I lost interest and didn't pursue it. I may go back when the garden slows down and try it again.

Someone probably will chime in and tell where I messed up and give a better process for it.


----------



## The_Blob (Dec 24, 2008)

Potato flakes are so cheap I usually don't bother doing it myself. But the way I do it (the lazy way  ), is to run them thru a juicer.

That takes much of the fluid (which is a natural thickener and can be used to make other things, like gravy... mmmm! ) out already, and purees the potato, skin & all! I dehydrate that & then use a food processor to pulverize it to flakes/powder. It's so fine that when I pour boiling water in to reconstitute it, the absorbed water cooks it as well.

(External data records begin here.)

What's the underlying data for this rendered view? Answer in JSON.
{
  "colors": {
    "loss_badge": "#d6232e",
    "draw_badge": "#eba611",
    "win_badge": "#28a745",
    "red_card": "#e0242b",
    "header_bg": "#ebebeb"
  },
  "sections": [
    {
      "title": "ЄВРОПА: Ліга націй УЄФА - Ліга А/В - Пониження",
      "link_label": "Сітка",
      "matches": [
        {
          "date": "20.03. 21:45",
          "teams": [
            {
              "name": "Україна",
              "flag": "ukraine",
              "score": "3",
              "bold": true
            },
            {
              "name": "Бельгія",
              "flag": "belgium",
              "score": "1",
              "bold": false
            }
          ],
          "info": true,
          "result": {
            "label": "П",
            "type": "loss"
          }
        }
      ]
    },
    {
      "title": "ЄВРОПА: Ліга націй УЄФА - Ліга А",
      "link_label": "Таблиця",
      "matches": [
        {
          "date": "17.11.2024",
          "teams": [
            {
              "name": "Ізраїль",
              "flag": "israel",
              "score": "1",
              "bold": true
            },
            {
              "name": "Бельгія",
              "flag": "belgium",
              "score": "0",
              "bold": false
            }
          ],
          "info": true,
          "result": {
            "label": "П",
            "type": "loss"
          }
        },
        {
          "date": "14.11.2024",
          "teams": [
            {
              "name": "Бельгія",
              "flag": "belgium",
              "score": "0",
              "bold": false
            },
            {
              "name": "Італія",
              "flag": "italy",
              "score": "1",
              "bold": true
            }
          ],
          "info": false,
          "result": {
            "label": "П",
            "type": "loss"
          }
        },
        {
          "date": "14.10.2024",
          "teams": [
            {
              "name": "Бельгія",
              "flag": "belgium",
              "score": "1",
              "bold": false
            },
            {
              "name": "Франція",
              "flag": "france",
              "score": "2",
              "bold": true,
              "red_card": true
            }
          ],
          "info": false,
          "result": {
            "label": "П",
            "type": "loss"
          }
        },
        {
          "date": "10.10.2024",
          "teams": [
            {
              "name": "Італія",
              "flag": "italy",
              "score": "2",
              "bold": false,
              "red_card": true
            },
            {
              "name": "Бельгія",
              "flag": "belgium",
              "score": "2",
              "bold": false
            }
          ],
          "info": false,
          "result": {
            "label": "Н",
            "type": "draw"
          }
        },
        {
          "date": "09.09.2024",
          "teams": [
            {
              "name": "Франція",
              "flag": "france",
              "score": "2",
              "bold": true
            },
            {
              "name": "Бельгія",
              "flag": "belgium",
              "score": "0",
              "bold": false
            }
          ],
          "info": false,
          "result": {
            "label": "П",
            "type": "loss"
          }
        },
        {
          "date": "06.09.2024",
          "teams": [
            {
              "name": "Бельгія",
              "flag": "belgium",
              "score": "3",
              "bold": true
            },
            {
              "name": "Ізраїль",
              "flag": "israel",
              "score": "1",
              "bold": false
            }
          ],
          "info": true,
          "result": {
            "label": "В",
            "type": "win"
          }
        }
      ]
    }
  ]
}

P.S. the generic magik-bullet is the gadget I use for the above, it's compact and uses little electricity.


----------



## tony2k35 (Mar 26, 2012)

Thanks for the advice, I was wanting to do something as a starch for dehydrating.


----------



## drissel (Oct 23, 2011)

I take left over mashed potatoes and use my jerky gun and dehydrate them after I flavor them with cayenne, garlic, onion, chile, chipotle or any combination of them...then just use them for a snack....taste great...


----------



## dmkoza (Mar 29, 2012)

The_Blob, that is and awesome way of doing Instant Potatoes!! I like it!! Thanks!!


----------